Vous n’auriez jamais pu vous enfuir ?Qu’est-ce que vous vouliez Realiser ? Au Wacken, a Strasbourg, il y avait des SS partout. Foutre le camp, c’etait plus possible.
Ensuite ? On a quitte J’ai gare de Strasbourg, puis on est arrive a… Je ne sais plus…
Vous etes alle en Prusse orientale, dans un camp de formation. Apri?s, vous etes passe avec le camp de Souge, pres de Bordeaux.
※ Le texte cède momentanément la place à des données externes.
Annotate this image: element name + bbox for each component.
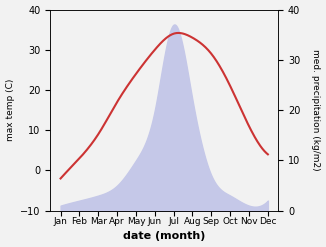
Y-axis label: med. precipitation (kg/m2): med. precipitation (kg/m2) [311,49,320,171]
X-axis label: date (month): date (month) [123,231,205,242]
Y-axis label: max temp (C): max temp (C) [6,79,15,141]
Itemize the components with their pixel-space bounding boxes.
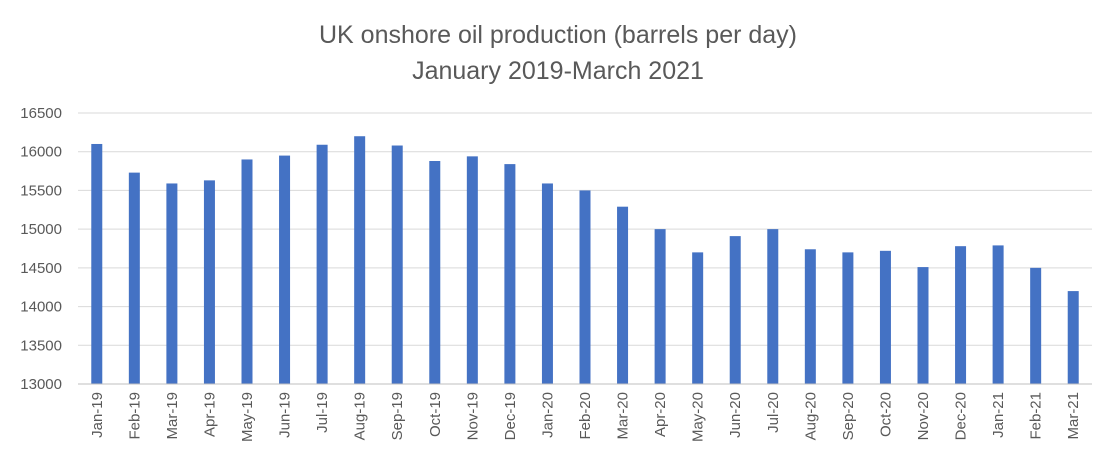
bar (955, 246, 967, 384)
x-tick-label: Jun-19 (277, 392, 294, 438)
x-tick-label: Aug-20 (802, 392, 819, 440)
x-tick-label: Jun-20 (727, 392, 744, 438)
bar (429, 161, 441, 384)
x-axis-ticks: Jan-19 Feb-19 Mar-19 Apr-19 May-19 Jun-19 Jul-… (89, 392, 1082, 442)
bar (992, 245, 1004, 384)
x-tick-label: Sep-19 (389, 392, 406, 440)
x-tick-label: Apr-19 (201, 392, 218, 437)
y-tick-label: 16500 (20, 105, 62, 122)
bar (91, 143, 103, 384)
bar (241, 159, 253, 384)
x-tick-label: May-20 (690, 392, 707, 442)
bar (504, 164, 516, 384)
x-tick-label: Jul-19 (314, 392, 331, 433)
y-tick-label: 15500 (20, 182, 62, 199)
bar (729, 236, 741, 384)
x-tick-label: Jan-20 (539, 392, 556, 438)
y-tick-label: 13000 (20, 376, 62, 393)
bar (692, 252, 704, 384)
bar (316, 144, 328, 384)
x-tick-label: May-19 (239, 392, 256, 442)
y-tick-label: 16000 (20, 144, 62, 161)
bar (617, 206, 629, 384)
bar (541, 183, 553, 384)
x-tick-label: Mar-20 (615, 392, 632, 440)
bar (879, 250, 891, 384)
bar (466, 156, 478, 384)
x-tick-label: Feb-19 (126, 392, 143, 440)
y-axis-ticks: 13000 13500 14000 14500 15000 15500 16000 16500 (20, 105, 62, 393)
x-tick-label: Oct-19 (427, 392, 444, 437)
bars (91, 136, 1079, 384)
bar (1067, 291, 1079, 384)
y-tick-label: 14000 (20, 299, 62, 316)
x-tick-label: Mar-19 (164, 392, 181, 440)
bar (391, 145, 403, 384)
x-tick-label: Dec-19 (502, 392, 519, 440)
y-tick-label: 14500 (20, 260, 62, 277)
x-tick-label: Feb-20 (577, 392, 594, 440)
bar (917, 267, 929, 384)
y-tick-label: 15000 (20, 221, 62, 238)
x-tick-label: Sep-20 (840, 392, 857, 440)
x-tick-label: Oct-20 (877, 392, 894, 437)
x-tick-label: Nov-19 (464, 392, 481, 440)
x-tick-label: Nov-20 (915, 392, 932, 440)
x-tick-label: Mar-21 (1065, 392, 1082, 440)
x-tick-label: Jul-20 (765, 392, 782, 433)
bar (279, 155, 291, 384)
bar (354, 136, 366, 384)
bar (166, 183, 178, 384)
bar (128, 172, 140, 384)
x-tick-label: Jan-19 (89, 392, 106, 438)
chart-subtitle: January 2019-March 2021 (412, 57, 704, 85)
bar (579, 190, 591, 384)
bar (203, 180, 215, 384)
bar (654, 229, 666, 384)
bar (842, 252, 854, 384)
x-tick-label: Aug-19 (352, 392, 369, 440)
bar (1030, 267, 1042, 384)
x-tick-label: Jan-21 (990, 392, 1007, 438)
x-tick-label: Dec-20 (953, 392, 970, 440)
chart-title: UK onshore oil production (barrels per d… (318, 21, 797, 49)
y-tick-label: 13500 (20, 337, 62, 354)
bar (804, 249, 816, 384)
bar (767, 229, 779, 384)
x-tick-label: Apr-20 (652, 392, 669, 437)
x-tick-label: Feb-21 (1028, 392, 1045, 440)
Vous avez recu une formation dans la Waffen-SS. Apres, on vous a envoye a Montauban… Oui, ca c’est vrai… C’est la qu’on nous a donne les uniformes, a Montauban.
Qu’avez-vous ressenti en endossant l’uniforme allemand ?Qu’est-ce que vous vouliez Realiser ? Si vous foutiez le camp, ils vous… tuaient.
Ils vous ont menace ? …
Vous vous souvenez de l’officier Heinz Barth, qui vous commandait a Oradour ? Barth, je ne sais jamais… Il etait officier ?
Oui, il y avait aussi le capitaine Kahn.Kahn, oui ! Il y avait Kahn, Barth, et un nouvelle.
Diekmann. [le bourreau d’Oradour]Oui, mais je ne le connaissais pas. Nous, les Alsaciens, on parlait entre nous, mais avec les autres, on ne voulait rien savoir. Si ca n’etait jamais necessaire, on ne parlait pas avec eux.
Pour vous, nos Allemands restaient des ennemis ? … Bon, que voulez-vous savoir sur Oradour ?
La 3e compagnie est stationnee a Saint- Junien. Quand vous etes parti, vous a-t-on devoile que vous alliez faire une operation ?On ne nous a rien dit trop. Ils ne nous ont pas demande notre avis. On est monte aupres du front et c’est arrive en file de route… Oradour.
A quel moment vous etes-vous apercu qu’il se commettait une monstruosite ?J’ai encore eu du bol. Je n’etais pas a l’interieur d’Oradour di?s qu’ils ont fait votre massacre. On est deux, Elsaesser et moi, on avait l’ordre de ne laisser personne entrer ni aller. C’est tout.
Qu’entendiez-vous ?J’ai entendu des… des fusillades et les mitrailleuses, mais… Je n’y etais gui?re, je n’ai gui?re vu. J’etais a l’exterieur, en bas. Je n’etais gui?re dans le bourg le jour du massacre.
Vous avez surpris le village bruler ?Oui, oui.
Qu’avez-vous fera ?Avec Elsaesser, on ne devait manquer personne. Alors, un gars, il est soi-disant professeur de musique, Cela reste entre. Un nouvelle monsieur est sorti. Cela y avait aussi deux gosses qui paraissent partis a velo… d’ailleurs depuis eu cette dame, J’me rappelle plus de son nom. Elle s’appretait a entrer au sein d’ Oradour.
Vous vous souvenez de votre que vous lui avez evoque ?Je lui ai evoque : “Si vous voulez me faire bonheur, retournez votre domicile, parce que la, c’est la merde la-dedans.” On entendait les tirs de mitrailleuses. Je l’ai priee de revenir chez elle, ainsi, elle l’a fait d’ailleurs… d’ailleurs elle m’a ecrit une lettre, apres… Elle m’a remercie.
A ce moment, vous saviez votre qu’il se passait au village ?Vous saviez que la population etait massacree ? On ne savait jamais exactement. On croyait qu’il y avait des maquisards.